Я с силой выжала сцепление, и коробчонка взревела своими слабомощными легкими. Сережины длинные ноги, так и не поместившись в «Оку», вдруг сделали движение обратно, на волю.
— Не, я с тобой в поля не поеду. В полях нет светофоров. А светофоры — это единственное ПДД, которое ты признаешь.
— Ты не хочешь попасть в федеральный эфир?!
— Я не хочу попасть в станичный морг. Представляешь, какие условия в станичных моргах?
— Действительно! Там, небось, нет горячей воды. И телефона.
В «Оку» затянуло непривычный сигарный дым. Послышался голос Аскера.
— Я работал в станичном морге. Есть там телефон, — пробасил Аскер.
— Успокоил, — хмыкнул Серега.
— Где ты нашел сигару? — изумилась я.
— Сосед принес. Он в аэропорту работает, в новом бизнес-зале. Если видит, что кто-то сигару закурил, — сразу кричит: «Посадка на ваш рейс заканчивается!» Все убегают, сигару он забирает. А я в ресторане, если кто коктейль не допил, забираю. И вот так мы вечером — сигару с коктейлем. Хорошо живем!
— Кем ты работал в морге? — поинтересовался Серега.
— Патологоанатомом.
— И теперь работаешь поваром?
— Так я это… Мясо разделываю хорошо.
Серега повернулся ко мне.
— Поехали, куда хочешь. Только подальше отсюда.
…Есть ли что-нибудь в мире прекраснее поля июльских подсолнухов под кубанским небом?
Едешь по трассе. Она блестит, как смола. Вокруг бесподобное лето. Густой и тягучий воздух, жирный, как петушиный бульон, заливает степь, и дорогу, и черные пашни, и рощу серебряных белолиственниц, и зеленую глубь неподвижных лиманов. Редко мигают окном голубые саманки. Во дворах наливаются персики, млеют на крышах кошки. Медленно и торжественно, как подводные лодки, плывут по жаре индоутки. На веревках сверкает крахмальная стирка. Одинокий комбайн, как самолет в небе, волочит за собой след из соломенной пыли. Ветер плещет и гонит пшеницу, разбивая ее об асфальт, словно прибой, и, как чайки над морем, над полем носятся галки.

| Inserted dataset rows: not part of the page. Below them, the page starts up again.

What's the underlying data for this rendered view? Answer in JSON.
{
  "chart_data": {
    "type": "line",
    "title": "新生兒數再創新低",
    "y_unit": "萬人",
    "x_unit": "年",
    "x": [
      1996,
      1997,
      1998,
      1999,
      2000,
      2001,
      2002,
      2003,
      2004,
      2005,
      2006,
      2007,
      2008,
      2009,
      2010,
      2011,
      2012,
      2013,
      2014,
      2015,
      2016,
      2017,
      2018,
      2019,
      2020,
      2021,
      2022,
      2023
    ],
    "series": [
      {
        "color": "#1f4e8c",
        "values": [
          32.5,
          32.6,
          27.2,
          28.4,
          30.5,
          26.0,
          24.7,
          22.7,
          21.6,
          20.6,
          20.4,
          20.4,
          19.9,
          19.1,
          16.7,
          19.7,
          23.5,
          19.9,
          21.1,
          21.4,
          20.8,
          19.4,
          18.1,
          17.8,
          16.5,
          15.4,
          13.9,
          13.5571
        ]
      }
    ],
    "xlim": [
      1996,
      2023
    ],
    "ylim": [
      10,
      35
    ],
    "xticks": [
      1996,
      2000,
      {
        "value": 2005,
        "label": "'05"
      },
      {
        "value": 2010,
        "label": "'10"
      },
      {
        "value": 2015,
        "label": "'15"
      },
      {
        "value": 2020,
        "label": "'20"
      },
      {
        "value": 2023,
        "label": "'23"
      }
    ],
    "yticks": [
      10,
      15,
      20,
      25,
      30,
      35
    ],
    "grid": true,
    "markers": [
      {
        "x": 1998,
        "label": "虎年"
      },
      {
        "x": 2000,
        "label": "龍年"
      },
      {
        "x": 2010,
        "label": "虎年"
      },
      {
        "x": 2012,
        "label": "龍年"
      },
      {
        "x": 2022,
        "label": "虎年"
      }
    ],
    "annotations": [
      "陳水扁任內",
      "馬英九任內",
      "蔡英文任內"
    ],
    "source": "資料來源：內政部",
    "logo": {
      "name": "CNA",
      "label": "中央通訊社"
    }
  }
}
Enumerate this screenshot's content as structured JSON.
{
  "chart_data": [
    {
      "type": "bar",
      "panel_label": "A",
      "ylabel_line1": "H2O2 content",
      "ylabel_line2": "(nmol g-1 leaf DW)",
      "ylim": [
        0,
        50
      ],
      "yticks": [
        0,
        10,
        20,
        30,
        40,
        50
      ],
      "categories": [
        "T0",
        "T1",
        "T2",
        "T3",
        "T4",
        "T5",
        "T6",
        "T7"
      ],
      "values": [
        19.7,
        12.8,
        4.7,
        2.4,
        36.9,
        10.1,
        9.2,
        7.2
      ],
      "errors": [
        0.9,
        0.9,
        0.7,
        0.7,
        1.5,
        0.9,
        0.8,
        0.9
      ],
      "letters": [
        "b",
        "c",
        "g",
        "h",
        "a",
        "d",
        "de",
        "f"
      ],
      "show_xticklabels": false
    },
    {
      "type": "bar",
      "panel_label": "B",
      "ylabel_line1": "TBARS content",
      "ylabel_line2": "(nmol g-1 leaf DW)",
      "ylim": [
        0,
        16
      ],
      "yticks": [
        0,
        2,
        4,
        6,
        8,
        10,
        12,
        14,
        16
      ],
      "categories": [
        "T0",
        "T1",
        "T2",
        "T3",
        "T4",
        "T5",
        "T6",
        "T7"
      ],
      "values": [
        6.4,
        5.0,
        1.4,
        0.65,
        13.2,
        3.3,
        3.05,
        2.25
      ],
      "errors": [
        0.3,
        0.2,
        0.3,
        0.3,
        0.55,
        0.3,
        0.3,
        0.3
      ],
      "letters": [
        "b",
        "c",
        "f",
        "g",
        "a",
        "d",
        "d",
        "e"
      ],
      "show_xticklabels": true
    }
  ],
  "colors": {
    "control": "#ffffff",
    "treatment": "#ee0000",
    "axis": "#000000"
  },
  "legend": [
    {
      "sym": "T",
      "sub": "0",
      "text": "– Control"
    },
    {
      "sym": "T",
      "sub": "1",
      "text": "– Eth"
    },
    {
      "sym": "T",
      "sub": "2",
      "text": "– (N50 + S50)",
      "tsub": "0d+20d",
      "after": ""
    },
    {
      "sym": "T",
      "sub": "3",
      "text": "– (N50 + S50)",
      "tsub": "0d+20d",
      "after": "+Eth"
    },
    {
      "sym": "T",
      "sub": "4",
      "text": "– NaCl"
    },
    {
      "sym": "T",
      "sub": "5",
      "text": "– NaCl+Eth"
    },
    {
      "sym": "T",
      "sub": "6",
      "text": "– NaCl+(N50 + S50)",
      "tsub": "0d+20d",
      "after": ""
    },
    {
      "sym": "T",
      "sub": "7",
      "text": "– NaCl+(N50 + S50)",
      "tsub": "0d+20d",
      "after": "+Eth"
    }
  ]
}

А поверх всего непереносимо, сногсшибательно, несказанно сияет небо.
Над Кубанью небо в июле сияет так, что не видно солнца. Бледная, мутная клякса в углу, как будто на скатерть пролили пахту, — это и есть солнце. А все остальное — пронзительное бирюзовое небо.
И вот из-под этой слепящей лазури вдруг как хлынет прямо на трассу, как смерч, густозеленое поле, и на нем тысячи ярких голов, пленительных, гордых созданий; стройные, стоят перед небом, как красавицы перед царем на смотринах, расправили острые лепестки и крутят вихрами с востока на запад, послушные только движению солнца.